Guest Writer: Kevin Birge
Not Necessarily Beautiful, But Mutated
James M. Ward’s The Mutation Manual supplement for Metamorphosis Alpha
Metamorphosis Alpha was and is my favorite Science Fiction role playing game. This isn’t intended to diminish the quality or reputation of all-time classics like Traveler and Space Opera, which I am also a fan of. Metamorphosis Alpha just suits my temperament better. I love the open-ended premise that allows the GM maximum freedom to expand and create, and I love the lethality of the system. M.A. is not a game you get attached to your characters in. Decades before video games like Dark Souls came along, players including E. Gary Gygax were struggling to get a character to survive long enough to discover the secrets of the Warden. With the exception of Paranoia, where character death is the actual theme of the game, M.A. is very likely the most deadly RPG ever written.
The supremely hilarious irony is that this game is also one of the most fun to create characters for. Character death isn’t really that big a deal because you get to create another character. The key to this is the incredible diversity of possibilities that were jam packed into those rules. Once you get into the Goodman Collector’s Edition that gives you everything that got printed to supplement the original, slender rules set, you really have a deep set of options.

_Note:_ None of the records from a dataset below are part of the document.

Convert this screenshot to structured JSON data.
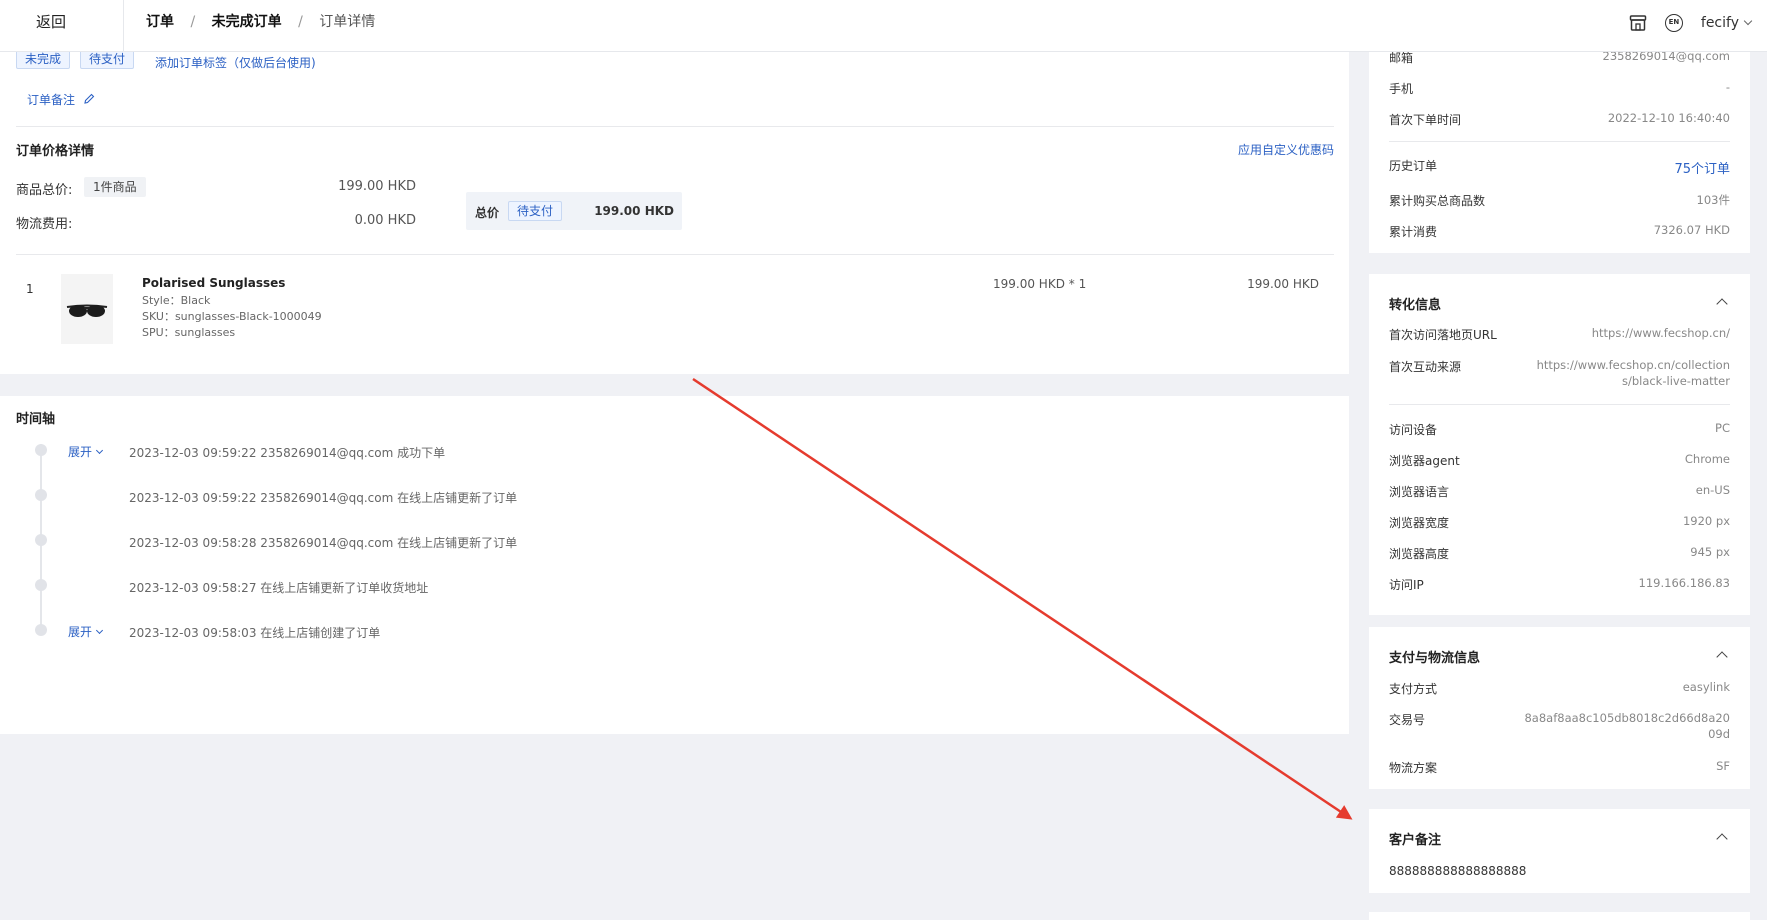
{
  "topbar": {
    "back_label": "返回",
    "crumbs": [
      "订单",
      "未完成订单",
      "订单详情"
    ],
    "separator": "/",
    "user": "fecify",
    "lang_badge": "EN"
  },
  "order": {
    "tags": [
      "未完成",
      "待支付"
    ],
    "add_tag_link": "添加订单标签（仅做后台使用)",
    "note_link": "订单备注"
  },
  "price": {
    "title": "订单价格详情",
    "coupon_link": "应用自定义优惠码",
    "goods_total_label": "商品总价:",
    "goods_count_badge": "1件商品",
    "goods_total_value": "199.00 HKD",
    "shipping_label": "物流费用:",
    "shipping_value": "0.00 HKD",
    "total_label": "总价",
    "total_status": "待支付",
    "total_value": "199.00 HKD"
  },
  "item": {
    "index": "1",
    "name": "Polarised Sunglasses",
    "style": "Style：Black",
    "sku": "SKU：sunglasses-Black-1000049",
    "spu": "SPU：sunglasses",
    "unit": "199.00 HKD * 1",
    "subtotal": "199.00 HKD"
  },
  "timeline": {
    "title": "时间轴",
    "expand_label": "展开",
    "events": [
      {
        "text": "2023-12-03 09:59:22 2358269014@qq.com 成功下单",
        "expandable": true
      },
      {
        "text": "2023-12-03 09:59:22 2358269014@qq.com 在线上店铺更新了订单",
        "expandable": false
      },
      {
        "text": "2023-12-03 09:58:28 2358269014@qq.com 在线上店铺更新了订单",
        "expandable": false
      },
      {
        "text": "2023-12-03 09:58:27 在线上店铺更新了订单收货地址",
        "expandable": false
      },
      {
        "text": "2023-12-03 09:58:03 在线上店铺创建了订单",
        "expandable": true
      }
    ]
  },
  "customer": {
    "email_label": "邮箱",
    "email_value": "2358269014@qq.com",
    "phone_label": "手机",
    "phone_value": "-",
    "first_order_label": "首次下单时间",
    "first_order_value": "2022-12-10 16:40:40",
    "history_label": "历史订单",
    "history_value": "75个订单",
    "total_items_label": "累计购买总商品数",
    "total_items_value": "103件",
    "total_spend_label": "累计消费",
    "total_spend_value": "7326.07 HKD"
  },
  "conversion": {
    "title": "转化信息",
    "landing_label": "首次访问落地页URL",
    "landing_value": "https://www.fecshop.cn/",
    "referrer_label": "首次互动来源",
    "referrer_line1": "https://www.fecshop.cn/collection",
    "referrer_line2": "s/black-live-matter",
    "device_label": "访问设备",
    "device_value": "PC",
    "agent_label": "浏览器agent",
    "agent_value": "Chrome",
    "lang_label": "浏览器语言",
    "lang_value": "en-US",
    "width_label": "浏览器宽度",
    "width_value": "1920 px",
    "height_label": "浏览器高度",
    "height_value": "945 px",
    "ip_label": "访问IP",
    "ip_value": "119.166.186.83"
  },
  "payment": {
    "title": "支付与物流信息",
    "method_label": "支付方式",
    "method_value": "easylink",
    "txn_label": "交易号",
    "txn_line1": "8a8af8aa8c105db8018c2d66d8a20",
    "txn_line2": "09d",
    "shipping_label": "物流方案",
    "shipping_value": "SF"
  },
  "customer_note": {
    "title": "客户备注",
    "text": "888888888888888888"
  },
  "colors": {
    "accent": "#2c61c4",
    "arrow": "#e53b2e"
  }
}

A mutated hedgehog with a genius IQ that send objects back in time and shoot lightning out of his fingers? It can happen. And things can easily get even weirder than that.
You can run a mutated plant. You should run a mutated plant. I’d be trying to convince people to smoke me. What happens? GM choice. Make a luck roll…
And thanks to the good folks at Goodman Games, we have even more. The Mutation Manual is just that, 32 pages of mutations new and old for characters in the Metamorphosis Alpha game. Adding 32 pages of content to a James Ward rules set is like adding five hundred pages with hard covers to anything else. No one does “concise” like Mr. Ward, and what that means to the consumer is value for the dollar. You could spend years gaming this book and not use everything here. As I will note below, this supplement follows a grand and nearly lost tradition.
The book is not entirely comprised of new material, although it has a great deal of it. The book gives you all of the mutations from the rulebook (marked with a black dot in front of them) as well as the new material. This is very good editing, as it eliminates skipping between the rulebook and the Manual in order to see everything. You may want more than one copy for your table, however, to speed things up.
The lists of mutations, when viewed as a whole, reveal that the overall content has more or less tripled from the amount given in the original rulebook. Defects have also been expanded, and if they aren’t designed to make characters more powerful, they do provide some interesting roleplaying possibilities. In a game where your characters chances of survival are rather low, that’s just another source of gusto to go for.
Like the old TSR Rogue’s Gallery and Monster and Treasure Assortments, the Mutation Manual packs a very large amount of useful information into a very small space. This book looks like it could have been released in 1980.
And it should have been.
I’m working from the PDF version for this review, so I can’t comment on the physical quality of the book. I can say that Goodman Games does not print junk. I have a small and growing collection of Goodman product and they are very serious about production values. My assumption is that the printed version is going to survive whatever gaming you throw at it.
The art and design are perfect examples of the old school aesthetic. Mr. Ward and Goodman Games have delivered a perfect simulacrum of a vintage TSR supplement. For those of you who have wondered what might have come had M.A. had not been shelved and allowed to expand, this is a credible and satisfying answer.
The only question now is whether this material will be included in some future revision of the original M.A. rules or remain outside it. Either way, this book is an affordable and essential purchase for anyone who intends to run Metamorphosis Alpha.
And if you haven’t jumped in on this revival of the first edition of the game, you should. Epsilon City is coming as a boxed set, and the bridge of the Warden will be coming out later, as well. The game is actually more vital, alive, and growing than it was in 1980. There has never been a better time to jump aboard the Warden and experience the greatest SF roleplaying game ever written.
Worth noting as a general rule: if it say James M. Ward on the cover it’s a safe purchase. I’ve had decades to test this and the rule has never been wrong.